リバプールからレアル・マドリードに移籍した前例
今回のアレクサンダー=アーノルドと比較をされるのが、同じく生え抜きで、1999年夏にフリーでレアル・マドリードに移籍したスティーブ・マクマナマンである。移籍した時の年齢も26歳と27歳と近い。
1999年1月にレアル・マドリードへの移籍を発表すると、フリー移籍だったことも含めてファンの怒りを買ったそうだ。しかし、大きな違いがあるのは、マクマナマンはリバプール時代にCLでプレーしたことがなかったこと。より大きなタイトルを獲得するための移籍だったとも言えるかもしれない。
次にリバプールからレアル・マドリードに移籍したのが、“ワンダーボーイ”と呼ばれたマイケル・オーウェンである。2001年にはバロンドールを受賞し、1997/98シーズンからは7季連続でチーム得点王に輝いていた絶対的エースは、2004年夏に1200万ユーロ(約19.2億円)の移籍金を残して退団した。
しかし、レアル・マドリードでは1年しかプレーすることなく、翌年にニューカッスル・ユナイテッドに移籍。アンフィールドでプレーする度に激しいブーイングが浴びせられると、後にリバプールのライバルクラブでもあるマンチェスター・ユナイテッドへ移籍する。
これにより、KOP(リバプールファンの愛称)の反応はさらにエスカレート。通算158ゴールという圧倒的な結果を残しながらも、一部のファンからは嫌われる存在となってしまった。
2009年夏には、アルバロ・アルベロアとシャビ・アロンソの両名がレアル・マドリードに移籍。前者は2年ぶりの古巣復帰という形だったため、移籍は既定路線に近かったが、来季から監督として復帰する可能性が高まっている後者の退団は痛恨の極みだった。

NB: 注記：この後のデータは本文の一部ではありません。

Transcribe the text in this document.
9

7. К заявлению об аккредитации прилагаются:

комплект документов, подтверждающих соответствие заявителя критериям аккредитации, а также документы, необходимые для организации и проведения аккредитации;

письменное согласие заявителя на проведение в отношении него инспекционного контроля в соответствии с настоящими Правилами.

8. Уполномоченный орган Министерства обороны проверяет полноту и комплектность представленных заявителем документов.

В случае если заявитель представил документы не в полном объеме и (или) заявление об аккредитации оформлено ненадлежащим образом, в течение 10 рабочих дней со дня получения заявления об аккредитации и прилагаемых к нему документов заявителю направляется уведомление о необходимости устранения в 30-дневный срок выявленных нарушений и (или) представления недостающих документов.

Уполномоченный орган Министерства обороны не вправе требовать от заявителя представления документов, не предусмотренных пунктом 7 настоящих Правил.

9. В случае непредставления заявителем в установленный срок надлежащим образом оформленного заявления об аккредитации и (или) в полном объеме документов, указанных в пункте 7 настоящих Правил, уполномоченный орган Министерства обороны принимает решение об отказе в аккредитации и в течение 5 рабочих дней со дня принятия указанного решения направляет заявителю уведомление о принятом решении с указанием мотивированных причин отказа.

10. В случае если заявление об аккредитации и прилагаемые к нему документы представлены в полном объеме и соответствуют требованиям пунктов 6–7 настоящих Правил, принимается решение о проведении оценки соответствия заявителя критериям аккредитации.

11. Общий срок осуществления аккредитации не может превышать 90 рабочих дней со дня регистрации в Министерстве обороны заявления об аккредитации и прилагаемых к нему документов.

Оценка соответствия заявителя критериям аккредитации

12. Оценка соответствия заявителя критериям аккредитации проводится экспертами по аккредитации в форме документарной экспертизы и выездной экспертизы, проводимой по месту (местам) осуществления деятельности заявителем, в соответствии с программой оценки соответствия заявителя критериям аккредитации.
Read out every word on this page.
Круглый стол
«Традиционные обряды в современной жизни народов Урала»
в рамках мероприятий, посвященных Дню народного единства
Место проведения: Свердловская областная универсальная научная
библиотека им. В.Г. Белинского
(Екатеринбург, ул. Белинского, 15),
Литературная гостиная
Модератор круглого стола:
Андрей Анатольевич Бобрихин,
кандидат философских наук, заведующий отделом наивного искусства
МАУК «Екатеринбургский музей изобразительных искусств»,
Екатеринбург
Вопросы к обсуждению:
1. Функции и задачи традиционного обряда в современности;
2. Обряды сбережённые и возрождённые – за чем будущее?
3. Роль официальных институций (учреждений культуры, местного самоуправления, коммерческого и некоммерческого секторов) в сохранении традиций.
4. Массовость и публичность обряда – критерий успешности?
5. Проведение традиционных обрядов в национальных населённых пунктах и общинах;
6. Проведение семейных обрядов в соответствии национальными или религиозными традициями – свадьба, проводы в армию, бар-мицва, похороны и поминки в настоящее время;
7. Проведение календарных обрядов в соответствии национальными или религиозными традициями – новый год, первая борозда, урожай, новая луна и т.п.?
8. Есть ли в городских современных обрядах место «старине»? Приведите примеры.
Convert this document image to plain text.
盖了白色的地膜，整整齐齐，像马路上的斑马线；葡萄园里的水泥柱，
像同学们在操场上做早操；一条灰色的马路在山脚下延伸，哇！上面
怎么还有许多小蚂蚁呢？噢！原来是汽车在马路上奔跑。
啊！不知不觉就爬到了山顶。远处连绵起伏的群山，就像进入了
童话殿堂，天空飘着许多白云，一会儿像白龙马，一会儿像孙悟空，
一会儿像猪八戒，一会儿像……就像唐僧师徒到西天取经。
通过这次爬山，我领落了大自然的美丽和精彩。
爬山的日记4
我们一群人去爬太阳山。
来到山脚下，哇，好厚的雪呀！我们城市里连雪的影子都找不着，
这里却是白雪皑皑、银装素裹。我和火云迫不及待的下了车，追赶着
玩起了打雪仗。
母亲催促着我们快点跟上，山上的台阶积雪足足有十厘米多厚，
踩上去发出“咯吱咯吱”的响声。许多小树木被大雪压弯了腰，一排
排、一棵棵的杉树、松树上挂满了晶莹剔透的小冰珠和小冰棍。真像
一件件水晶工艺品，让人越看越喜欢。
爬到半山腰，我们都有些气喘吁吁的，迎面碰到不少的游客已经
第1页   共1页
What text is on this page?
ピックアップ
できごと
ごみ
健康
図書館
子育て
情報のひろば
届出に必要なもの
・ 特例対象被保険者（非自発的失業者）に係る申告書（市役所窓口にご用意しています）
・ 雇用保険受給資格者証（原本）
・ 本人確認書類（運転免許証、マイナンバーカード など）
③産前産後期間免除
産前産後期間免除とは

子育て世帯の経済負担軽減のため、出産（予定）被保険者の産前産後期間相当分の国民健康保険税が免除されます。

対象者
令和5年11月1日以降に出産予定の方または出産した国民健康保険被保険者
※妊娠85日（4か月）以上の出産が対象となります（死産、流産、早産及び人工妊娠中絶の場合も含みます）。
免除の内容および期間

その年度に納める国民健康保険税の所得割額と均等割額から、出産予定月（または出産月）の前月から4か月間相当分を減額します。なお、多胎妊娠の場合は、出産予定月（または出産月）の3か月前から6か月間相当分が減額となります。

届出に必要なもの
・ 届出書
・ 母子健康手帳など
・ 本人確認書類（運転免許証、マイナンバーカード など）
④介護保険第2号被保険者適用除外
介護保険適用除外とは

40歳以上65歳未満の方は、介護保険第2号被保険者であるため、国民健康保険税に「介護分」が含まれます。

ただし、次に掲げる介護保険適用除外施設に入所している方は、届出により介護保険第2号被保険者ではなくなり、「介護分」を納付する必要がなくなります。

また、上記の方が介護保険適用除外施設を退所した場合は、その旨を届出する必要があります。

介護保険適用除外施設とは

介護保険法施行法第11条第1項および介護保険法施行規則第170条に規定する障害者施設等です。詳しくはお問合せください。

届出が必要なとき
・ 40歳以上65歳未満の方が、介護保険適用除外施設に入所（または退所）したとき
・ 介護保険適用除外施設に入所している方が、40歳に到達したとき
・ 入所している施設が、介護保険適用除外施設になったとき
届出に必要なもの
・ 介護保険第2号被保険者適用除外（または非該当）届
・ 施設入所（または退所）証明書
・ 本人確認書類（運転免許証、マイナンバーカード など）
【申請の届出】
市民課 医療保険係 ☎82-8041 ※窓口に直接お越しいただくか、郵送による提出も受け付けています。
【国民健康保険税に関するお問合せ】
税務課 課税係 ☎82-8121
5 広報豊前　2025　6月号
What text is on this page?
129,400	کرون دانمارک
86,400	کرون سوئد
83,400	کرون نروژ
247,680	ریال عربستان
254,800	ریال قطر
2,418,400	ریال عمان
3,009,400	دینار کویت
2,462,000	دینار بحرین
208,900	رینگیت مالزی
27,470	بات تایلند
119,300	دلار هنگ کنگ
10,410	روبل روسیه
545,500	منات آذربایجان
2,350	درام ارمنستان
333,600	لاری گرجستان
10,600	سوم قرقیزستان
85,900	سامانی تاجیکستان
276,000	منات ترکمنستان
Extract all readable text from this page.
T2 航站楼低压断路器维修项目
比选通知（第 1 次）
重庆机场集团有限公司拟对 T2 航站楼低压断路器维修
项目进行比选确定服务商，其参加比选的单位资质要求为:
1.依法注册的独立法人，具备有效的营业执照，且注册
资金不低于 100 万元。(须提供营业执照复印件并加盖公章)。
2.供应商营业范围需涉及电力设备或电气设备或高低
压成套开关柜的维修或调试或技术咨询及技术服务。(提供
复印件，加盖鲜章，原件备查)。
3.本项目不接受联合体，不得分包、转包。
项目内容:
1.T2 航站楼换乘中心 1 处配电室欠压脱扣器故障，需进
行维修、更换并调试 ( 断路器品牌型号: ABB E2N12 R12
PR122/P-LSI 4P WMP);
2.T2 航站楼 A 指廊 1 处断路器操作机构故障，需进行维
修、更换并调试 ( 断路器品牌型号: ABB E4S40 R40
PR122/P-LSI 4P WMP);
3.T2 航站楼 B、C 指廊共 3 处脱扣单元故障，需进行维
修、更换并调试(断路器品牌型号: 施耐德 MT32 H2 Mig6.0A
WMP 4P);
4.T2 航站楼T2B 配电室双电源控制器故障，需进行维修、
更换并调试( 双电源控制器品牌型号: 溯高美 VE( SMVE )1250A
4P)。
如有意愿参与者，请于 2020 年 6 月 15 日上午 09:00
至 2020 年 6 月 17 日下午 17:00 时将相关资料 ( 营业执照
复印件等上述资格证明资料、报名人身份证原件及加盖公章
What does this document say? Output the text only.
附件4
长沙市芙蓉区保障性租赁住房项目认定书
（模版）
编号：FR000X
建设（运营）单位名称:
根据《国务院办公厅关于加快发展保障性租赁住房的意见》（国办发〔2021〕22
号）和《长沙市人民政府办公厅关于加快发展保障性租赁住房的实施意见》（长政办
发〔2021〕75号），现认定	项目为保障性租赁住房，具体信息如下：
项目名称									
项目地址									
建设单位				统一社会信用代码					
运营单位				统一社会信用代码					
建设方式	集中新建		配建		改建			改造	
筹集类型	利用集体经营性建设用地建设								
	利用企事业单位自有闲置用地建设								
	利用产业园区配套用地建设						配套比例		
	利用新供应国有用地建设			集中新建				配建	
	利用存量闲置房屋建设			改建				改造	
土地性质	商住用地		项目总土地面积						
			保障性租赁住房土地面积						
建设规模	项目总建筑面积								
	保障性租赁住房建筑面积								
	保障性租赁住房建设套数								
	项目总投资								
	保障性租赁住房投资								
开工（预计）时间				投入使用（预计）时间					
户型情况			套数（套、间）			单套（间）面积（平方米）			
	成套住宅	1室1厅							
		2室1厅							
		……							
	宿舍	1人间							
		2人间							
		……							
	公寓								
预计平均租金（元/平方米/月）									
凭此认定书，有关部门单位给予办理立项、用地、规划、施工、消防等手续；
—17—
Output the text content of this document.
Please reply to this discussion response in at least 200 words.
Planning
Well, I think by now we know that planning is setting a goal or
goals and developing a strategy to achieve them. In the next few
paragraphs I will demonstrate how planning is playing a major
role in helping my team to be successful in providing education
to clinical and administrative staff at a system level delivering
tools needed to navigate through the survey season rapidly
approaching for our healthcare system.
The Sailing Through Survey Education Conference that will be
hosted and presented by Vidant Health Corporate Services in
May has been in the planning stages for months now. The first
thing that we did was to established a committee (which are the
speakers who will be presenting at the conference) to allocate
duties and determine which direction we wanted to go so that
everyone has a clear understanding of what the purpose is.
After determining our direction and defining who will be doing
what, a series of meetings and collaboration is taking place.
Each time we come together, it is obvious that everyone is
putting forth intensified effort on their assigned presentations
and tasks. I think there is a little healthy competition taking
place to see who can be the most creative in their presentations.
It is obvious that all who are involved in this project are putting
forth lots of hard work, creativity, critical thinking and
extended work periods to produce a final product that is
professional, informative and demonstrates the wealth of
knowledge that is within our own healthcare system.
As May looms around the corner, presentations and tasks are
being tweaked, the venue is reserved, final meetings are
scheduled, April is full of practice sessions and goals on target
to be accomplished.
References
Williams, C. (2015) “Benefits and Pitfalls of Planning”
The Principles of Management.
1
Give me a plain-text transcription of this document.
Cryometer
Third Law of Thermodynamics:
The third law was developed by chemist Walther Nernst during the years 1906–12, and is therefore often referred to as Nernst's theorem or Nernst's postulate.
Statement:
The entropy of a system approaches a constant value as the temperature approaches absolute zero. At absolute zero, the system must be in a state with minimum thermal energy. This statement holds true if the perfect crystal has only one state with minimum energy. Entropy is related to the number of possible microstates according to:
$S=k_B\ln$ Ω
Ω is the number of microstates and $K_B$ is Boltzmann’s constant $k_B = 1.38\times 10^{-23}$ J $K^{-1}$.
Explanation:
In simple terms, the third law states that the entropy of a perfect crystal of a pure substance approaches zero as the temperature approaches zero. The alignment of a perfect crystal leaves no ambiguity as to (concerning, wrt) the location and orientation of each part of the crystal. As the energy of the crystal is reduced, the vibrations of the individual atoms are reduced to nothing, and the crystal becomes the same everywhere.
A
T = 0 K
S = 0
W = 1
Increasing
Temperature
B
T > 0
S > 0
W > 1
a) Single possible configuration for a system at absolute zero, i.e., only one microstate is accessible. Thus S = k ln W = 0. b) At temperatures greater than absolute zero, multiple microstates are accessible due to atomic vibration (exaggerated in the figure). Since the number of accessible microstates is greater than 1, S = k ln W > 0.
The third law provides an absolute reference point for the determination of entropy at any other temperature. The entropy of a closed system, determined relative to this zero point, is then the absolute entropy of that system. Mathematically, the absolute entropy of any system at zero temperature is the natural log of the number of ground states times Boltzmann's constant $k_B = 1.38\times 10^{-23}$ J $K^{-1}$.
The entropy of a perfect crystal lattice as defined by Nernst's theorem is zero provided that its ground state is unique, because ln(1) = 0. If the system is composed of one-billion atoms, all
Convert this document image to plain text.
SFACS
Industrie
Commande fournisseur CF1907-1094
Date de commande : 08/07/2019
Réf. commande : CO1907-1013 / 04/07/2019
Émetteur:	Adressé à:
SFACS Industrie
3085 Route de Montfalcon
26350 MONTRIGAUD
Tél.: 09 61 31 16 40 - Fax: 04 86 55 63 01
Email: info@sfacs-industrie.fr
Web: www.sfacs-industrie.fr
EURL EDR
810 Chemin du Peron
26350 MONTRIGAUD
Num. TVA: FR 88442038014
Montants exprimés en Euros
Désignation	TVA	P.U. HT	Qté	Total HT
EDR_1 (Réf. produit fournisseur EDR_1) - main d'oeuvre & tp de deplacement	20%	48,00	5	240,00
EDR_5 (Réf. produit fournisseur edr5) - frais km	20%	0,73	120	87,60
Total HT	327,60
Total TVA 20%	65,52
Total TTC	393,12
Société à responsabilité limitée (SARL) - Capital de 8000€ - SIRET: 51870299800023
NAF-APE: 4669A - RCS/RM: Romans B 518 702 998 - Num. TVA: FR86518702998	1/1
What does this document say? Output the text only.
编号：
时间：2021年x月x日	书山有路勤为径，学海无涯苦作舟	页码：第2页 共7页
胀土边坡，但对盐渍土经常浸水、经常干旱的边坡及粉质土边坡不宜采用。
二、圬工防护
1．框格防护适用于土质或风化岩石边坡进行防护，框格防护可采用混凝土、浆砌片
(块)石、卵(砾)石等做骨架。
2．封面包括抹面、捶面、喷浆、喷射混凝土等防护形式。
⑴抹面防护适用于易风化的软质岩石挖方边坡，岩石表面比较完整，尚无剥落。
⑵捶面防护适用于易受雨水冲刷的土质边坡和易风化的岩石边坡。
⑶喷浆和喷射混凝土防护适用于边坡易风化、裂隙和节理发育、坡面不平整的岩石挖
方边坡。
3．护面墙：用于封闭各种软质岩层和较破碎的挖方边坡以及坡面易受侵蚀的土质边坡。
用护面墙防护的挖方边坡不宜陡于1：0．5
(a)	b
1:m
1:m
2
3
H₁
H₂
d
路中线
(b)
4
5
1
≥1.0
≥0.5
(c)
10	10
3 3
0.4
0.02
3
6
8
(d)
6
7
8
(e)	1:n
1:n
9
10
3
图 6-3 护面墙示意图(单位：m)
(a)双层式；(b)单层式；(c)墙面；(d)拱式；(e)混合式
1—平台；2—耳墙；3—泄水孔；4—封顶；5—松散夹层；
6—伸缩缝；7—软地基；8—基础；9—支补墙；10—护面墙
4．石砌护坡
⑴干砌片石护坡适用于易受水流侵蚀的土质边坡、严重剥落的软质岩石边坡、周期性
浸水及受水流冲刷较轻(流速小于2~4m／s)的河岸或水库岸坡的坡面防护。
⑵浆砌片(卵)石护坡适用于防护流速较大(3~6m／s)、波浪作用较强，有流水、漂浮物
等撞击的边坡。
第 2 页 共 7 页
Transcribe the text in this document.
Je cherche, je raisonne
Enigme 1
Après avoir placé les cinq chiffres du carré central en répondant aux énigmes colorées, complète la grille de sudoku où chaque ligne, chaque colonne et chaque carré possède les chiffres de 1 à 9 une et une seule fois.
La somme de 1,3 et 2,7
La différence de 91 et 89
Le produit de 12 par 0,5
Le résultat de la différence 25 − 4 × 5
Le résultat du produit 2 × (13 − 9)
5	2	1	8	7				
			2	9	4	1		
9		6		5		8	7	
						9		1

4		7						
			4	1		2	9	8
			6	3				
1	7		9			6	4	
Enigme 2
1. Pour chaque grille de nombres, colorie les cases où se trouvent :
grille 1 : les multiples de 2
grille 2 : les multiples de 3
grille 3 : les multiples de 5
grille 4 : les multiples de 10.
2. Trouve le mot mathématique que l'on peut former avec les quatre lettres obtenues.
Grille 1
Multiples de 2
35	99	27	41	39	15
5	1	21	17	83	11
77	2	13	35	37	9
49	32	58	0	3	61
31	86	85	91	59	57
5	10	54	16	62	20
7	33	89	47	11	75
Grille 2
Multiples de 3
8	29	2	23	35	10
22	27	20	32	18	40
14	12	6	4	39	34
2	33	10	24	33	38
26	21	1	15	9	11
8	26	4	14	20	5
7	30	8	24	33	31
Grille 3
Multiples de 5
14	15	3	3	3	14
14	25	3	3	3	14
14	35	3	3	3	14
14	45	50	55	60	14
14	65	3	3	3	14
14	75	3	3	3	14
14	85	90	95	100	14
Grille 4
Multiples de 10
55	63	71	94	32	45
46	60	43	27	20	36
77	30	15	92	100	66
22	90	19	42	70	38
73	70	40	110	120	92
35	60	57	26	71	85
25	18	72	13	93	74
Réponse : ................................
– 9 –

後任探しにも苦戦を余儀なくされ、リーグ戦では7位と低迷。ラファ・ベニテス監督はシーズン終了後に双方合意の下での契約解除でリバプールを去った。
一方でレアル・マドリードの“誘惑”に惑わされなかった選手もいる。ロサンゼルス・ギャラクシーに移籍した晩年を除いてワンクラブマンを貫いたスティーブン・ジェラードだ。